The Vision of a Millennial Women

Believe it or not! Millennials are the people who are cladding towards their colossal hardship in Quarantine. Because either they’re in the graduating phase with all the opening jobs shutdown or graduating with debts and no jobs or just projecting for their higher education. Moreover, given the framework of the pandemic seems like there will never be a full-stop to this.

Photo on Unsplash by Valentina Conde

How do I quote this? Well, all the countries around the globe had undergone at least two waves of the Covid-19 virus and the result seemed to be a holocaust. And for women in their mid 20’s, it is even more vigorous. For a South Indian career-oriented woman, she is dragged down entirely by society, stating she cannot accomplish anything as she has reached her wedding age (set by humankind, of course) and has to give up her dreams and goals just like that.

But if you clasp this same scenario for a man, he is welcomed by everyone and praised. Here I’m going to concatenate why it is hard from the perspective of a South Indian woman.

Our society has been structured and mannered in a way that:

For a man, his milestone is his career.

But for a woman, her ultimate milestone is marriage and birthing a baby only.

The Perception to Defeat Patriarchy

This is easier said than getting it done. But completely hard to demolish it. Trust me I have tried this so many times at home, but I’m labeled as a Nincompoop. I often think that maybe if a woman earned more than men it would be at ease. But no, the condition becomes harder. Men always want women to be at home and take care of household chores because they don’t want to help their wives/sisters as it lies beneath their ego. And also men can’t live without the dependency of their wives, since their wife’s sole purpose is to cook and serve their husband/in-laws. Hence, ladies and gentlemen, women are not allowed to be financially independent.

The more I chewed these over with my sisters/sister-in-laws about the recurring circumstances, the more I understood that this cycle has been running in the household for generations. To be precise, a woman has been made to become a women’s worst enemy. Because she’s the one who socializes within the family and lays down these horrible laws. They are not the laws she has made. They are laws which she has been told to enforce. Women have been used as watchdogs of patriarchy for centuries. But for some reason, I have noticed the pattern and decided it ends with me.

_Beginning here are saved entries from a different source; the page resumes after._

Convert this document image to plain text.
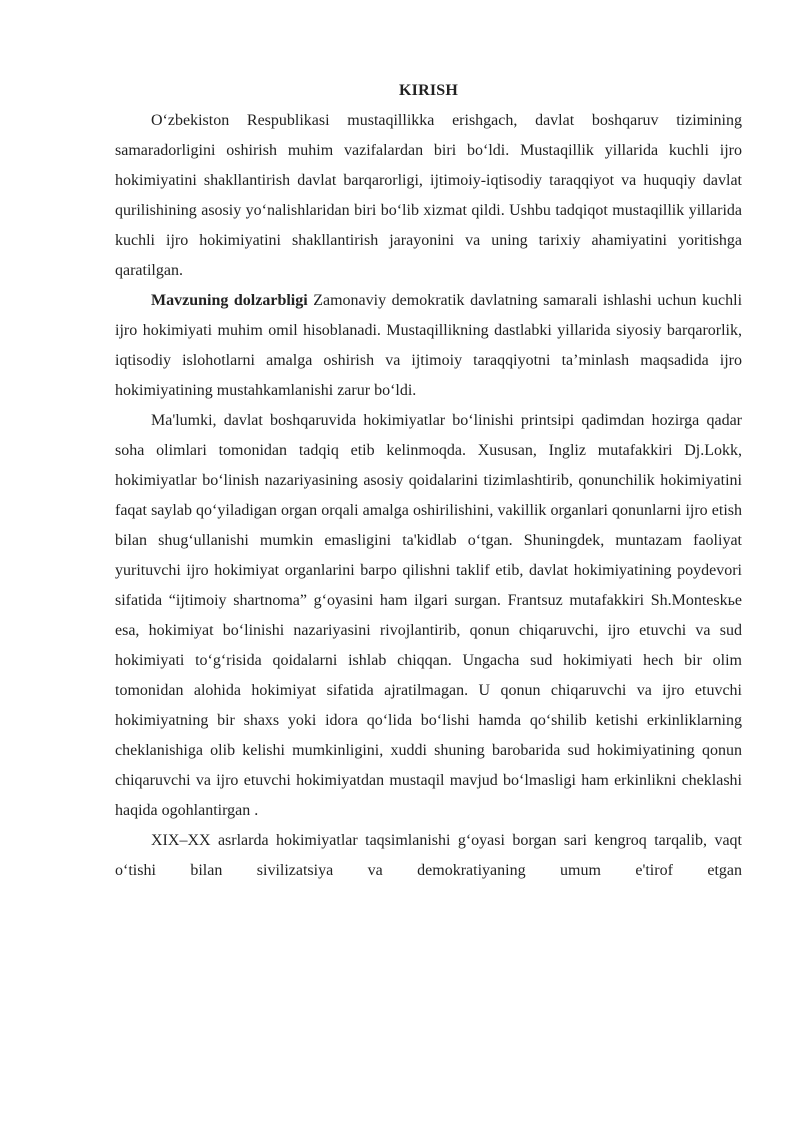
KIRISH

O‘zbekiston Respublikasi mustaqillikka erishgach, davlat boshqaruv tizimining samaradorligini oshirish muhim vazifalardan biri bo‘ldi. Mustaqillik yillarida kuchli ijro hokimiyatini shakllantirish davlat barqarorligi, ijtimoiy-iqtisodiy taraqqiyot va huquqiy davlat qurilishining asosiy yo‘nalishlaridan biri bo‘lib xizmat qildi. Ushbu tadqiqot mustaqillik yillarida kuchli ijro hokimiyatini shakllantirish jarayonini va uning tarixiy ahamiyatini yoritishga qaratilgan.

Mavzuning dolzarbligi Zamonaviy demokratik davlatning samarali ishlashi uchun kuchli ijro hokimiyati muhim omil hisoblanadi. Mustaqillikning dastlabki yillarida siyosiy barqarorlik, iqtisodiy islohotlarni amalga oshirish va ijtimoiy taraqqiyotni ta’minlash maqsadida ijro hokimiyatining mustahkamlanishi zarur bo‘ldi.

Ma'lumki, davlat boshqaruvida hokimiyatlar bo‘linishi printsipi qadimdan hozirga qadar soha olimlari tomonidan tadqiq etib kelinmoqda. Xususan, Ingliz mutafakkiri Dj.Lokk, hokimiyatlar bo‘linish nazariyasining asosiy qoidalarini tizimlashtirib, qonunchilik hokimiyatini faqat saylab qo‘yiladigan organ orqali amalga oshirilishini, vakillik organlari qonunlarni ijro etish bilan shug‘ullanishi mumkin emasligini ta'kidlab o‘tgan. Shuningdek, muntazam faoliyat yurituvchi ijro hokimiyat organlarini barpo qilishni taklif etib, davlat hokimiyatining poydevori sifatida “ijtimoiy shartnoma” g‘oyasini ham ilgari surgan. Frantsuz mutafakkiri Sh.Monteskьe esa, hokimiyat bo‘linishi nazariyasini rivojlantirib, qonun chiqaruvchi, ijro etuvchi va sud hokimiyati to‘g‘risida qoidalarni ishlab chiqqan. Ungacha sud hokimiyati hech bir olim tomonidan alohida hokimiyat sifatida ajratilmagan. U qonun chiqaruvchi va ijro etuvchi hokimiyatning bir shaxs yoki idora qo‘lida bo‘lishi hamda qo‘shilib ketishi erkinliklarning cheklanishiga olib kelishi mumkinligini, xuddi shuning barobarida sud hokimiyatining qonun chiqaruvchi va ijro etuvchi hokimiyatdan mustaqil mavjud bo‘lmasligi ham erkinlikni cheklashi haqida ogohlantirgan .

XIX–XX asrlarda hokimiyatlar taqsimlanishi g‘oyasi borgan sari kengroq tarqalib, vaqt o‘tishi bilan sivilizatsiya va demokratiyaning umum e'tirof etgan
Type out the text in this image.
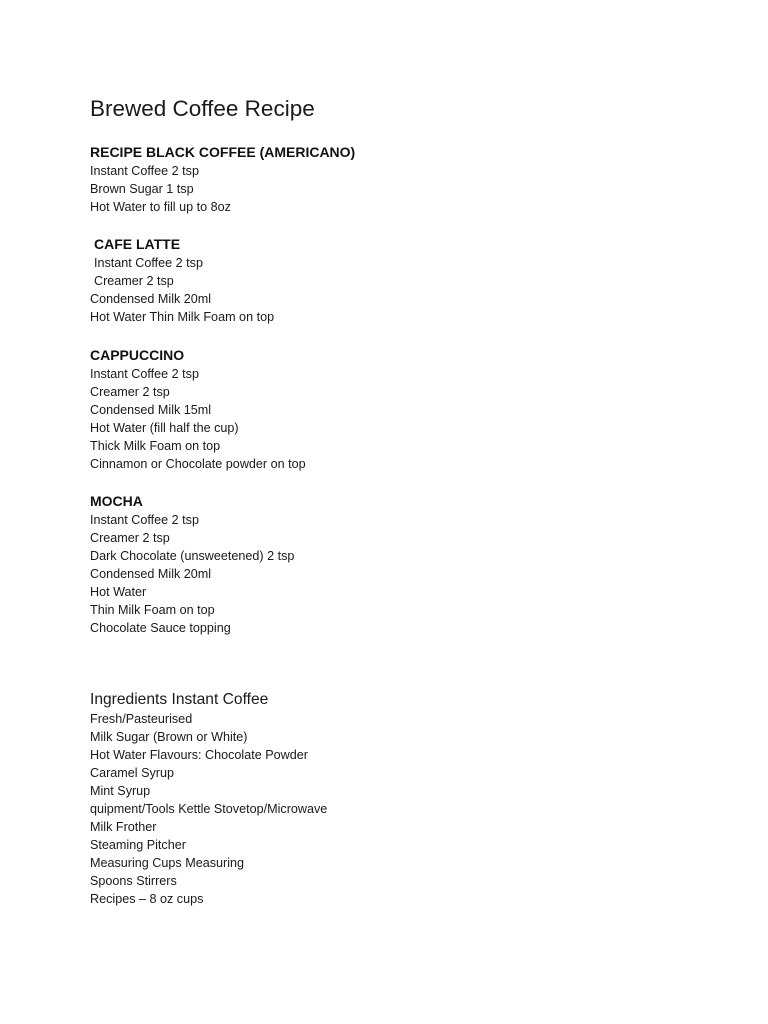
Brewed Coffee Recipe
RECIPE BLACK COFFEE (AMERICANO)
Instant Coffee 2 tsp
Brown Sugar 1 tsp
Hot Water to fill up to 8oz
CAFE LATTE
Instant Coffee 2 tsp
Creamer 2 tsp
Condensed Milk 20ml
Hot Water Thin Milk Foam on top
CAPPUCCINO
Instant Coffee 2 tsp
Creamer 2 tsp
Condensed Milk 15ml
Hot Water (fill half the cup)
Thick Milk Foam on top
Cinnamon or Chocolate powder on top
MOCHA
Instant Coffee 2 tsp
Creamer 2 tsp
Dark Chocolate (unsweetened) 2 tsp
Condensed Milk 20ml
Hot Water
Thin Milk Foam on top
Chocolate Sauce topping
Ingredients Instant Coffee
Fresh/Pasteurised
Milk Sugar (Brown or White)
Hot Water Flavours: Chocolate Powder
Caramel Syrup
Mint Syrup
quipment/Tools Kettle Stovetop/Microwave
Milk Frother
Steaming Pitcher
Measuring Cups Measuring
Spoons Stirrers
Recipes – 8 oz cups
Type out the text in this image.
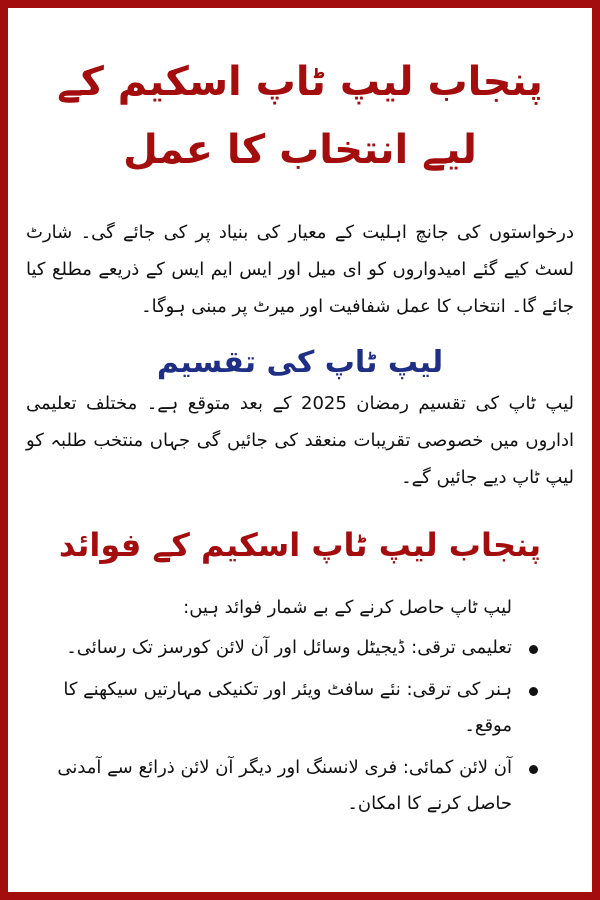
پنجاب لیپ ٹاپ اسکیم کے لیے انتخاب کا عمل

درخواستوں کی جانچ اہلیت کے معیار کی بنیاد پر کی جائے گی۔ شارٹ لسٹ کیے گئے امیدواروں کو ای میل اور ایس ایم ایس کے ذریعے مطلع کیا جائے گا۔ انتخاب کا عمل شفافیت اور میرٹ پر مبنی ہوگا۔

لیپ ٹاپ کی تقسیم

لیپ ٹاپ کی تقسیم رمضان 2025 کے بعد متوقع ہے۔ مختلف تعلیمی اداروں میں خصوصی تقریبات منعقد کی جائیں گی جہاں منتخب طلبہ کو لیپ ٹاپ دیے جائیں گے۔

پنجاب لیپ ٹاپ اسکیم کے فوائد

لیپ ٹاپ حاصل کرنے کے بے شمار فوائد ہیں:

تعلیمی ترقی: ڈیجیٹل وسائل اور آن لائن کورسز تک رسائی۔
ہنر کی ترقی: نئے سافٹ ویئر اور تکنیکی مہارتیں سیکھنے کا موقع۔
آن لائن کمائی: فری لانسنگ اور دیگر آن لائن ذرائع سے آمدنی حاصل کرنے کا امکان۔
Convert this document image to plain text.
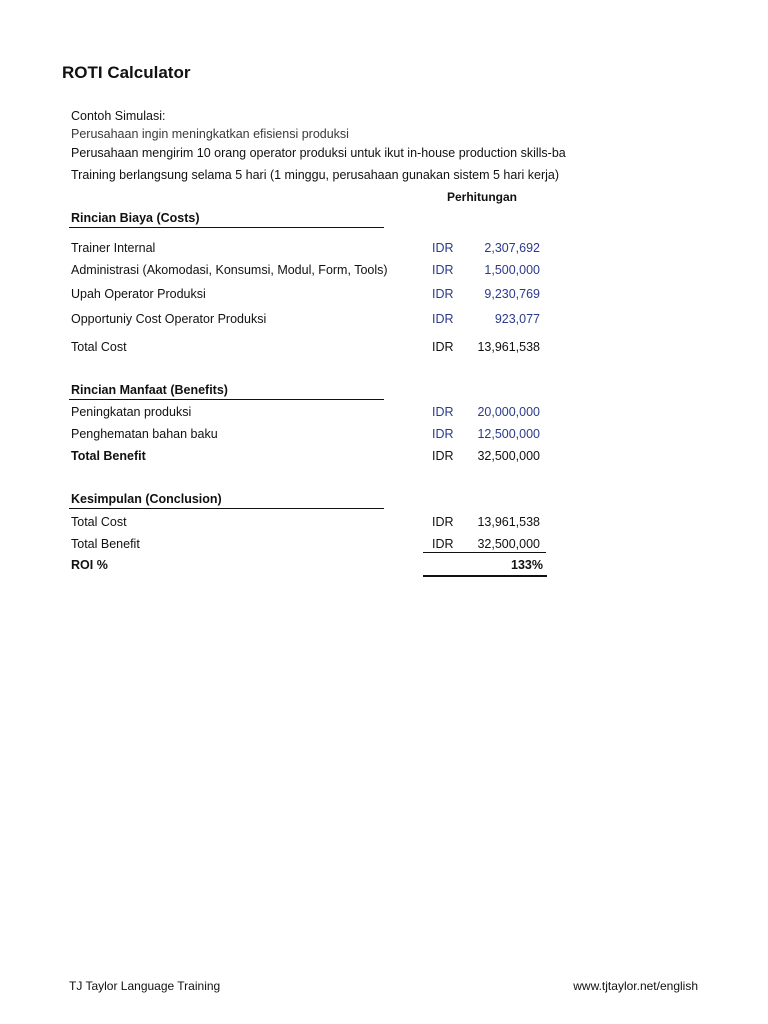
ROTI Calculator
Contoh Simulasi:
Perusahaan ingin meningkatkan efisiensi produksi
Perusahaan mengirim 10 orang operator produksi untuk ikut in-house production skills-ba
Training berlangsung selama 5 hari (1 minggu, perusahaan gunakan sistem 5 hari kerja)
Perhitungan
Rincian Biaya (Costs)
Trainer Internal	IDR	2,307,692
Administrasi (Akomodasi, Konsumsi, Modul, Form, Tools)	IDR	1,500,000
Upah Operator Produksi	IDR	9,230,769
Opportuniy Cost Operator Produksi	IDR	923,077
Total Cost	IDR	13,961,538
Rincian Manfaat (Benefits)
Peningkatan produksi	IDR	20,000,000
Penghematan bahan baku	IDR	12,500,000
Total Benefit	IDR	32,500,000
Kesimpulan (Conclusion)
Total Cost	IDR	13,961,538
Total Benefit	IDR	32,500,000
ROI %	133%
TJ Taylor Language Training	www.tjtaylor.net/english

A recent study from Deloitte reported that as few as 7% of couples worked full-time, equally shared the household chores. And that if household chores were shared (in the instance of heteronormative couples if men contributed more), there would be a 1.5 billion dollar jump in the Indian Economy! It was also communicated that men overestimated the amount of unpaid work they did at home. And even in instances where the workload is close to 50/50, women are often the ones that have to organize or tell their partner what to do. Inclusively mental load and cognitive labor.

Engineering The Goal

Other women who are killing it should motivate you, thrill you, challenge you, and most importantly inspire you. Rather than making you feel like you’re immediately being compared to them.

There is no termination for comparison. This Juxtaposing begins since childhood dumping with an inferiority complex and low self-esteem. But over the years, I have learned to change the channel in my brain, that being mentally healthy of what I think about myself is what matters.

Photo on Unsplash by
Sinitta Leunen

It is pretty hard to touch the list of Forbe’s 100 most powerful women in the world. But I’m really glad that as of today at least two Indian women are featured in the list (i.e) Nirmala Sitharaman aged 61 (India’s first female Chief Financial Officer) and Roshini Nadar Malhotra aged 39(chairperson of HCL technologies, Indian Businesswomen, and first women to lead a listed IT company in India). I wish more women look forward to their 50’s and 60's, proving that age is just a number and life does not end at 30. There is so much to look forward to in life. Also setting an example to all the orthodox women out there, manifesting the fact that marriage is only a part of our lives.

The Hope of Support and Mentorship

I come from a typical orthodox background of a South Indian Family. Even though I come from a traditional family with traditional values I received the best education both in my high school and undergrad. I was able to afford these because my parents were privileged enough to provide me the best of the best education and I have no regrets about that. Indeed I’m grateful for it. Honestly, without my parents, I wouldn’t be the person I am today.

Whether you have been blessed with better education or not once you reach your 20’s it is game over it seems.

And As I mentioned earlier, apparently women in their 20’s now are supposed to marry and give birth to offspring. Or we won’t be able to found a suitable groom for ourselves in two-three years from now. Well, all these norms are set by society and people follow them blindly with fears. But I don’t intend to become one of those kinds of people. Living in fear of patriarchal society.

And I’m totally shattered to learn that this is how the majority of the population is living without any choice.

An Educated man can uplift his family.

Educated women can change the generation.

I grasped about all these things in the Quarantine. All in all, nobody will help, because people are afraid to break the vicious cycle of patriarchy. If and only if men and women together stop using the generation gap and parent’s happiness as an excuse for being sexist.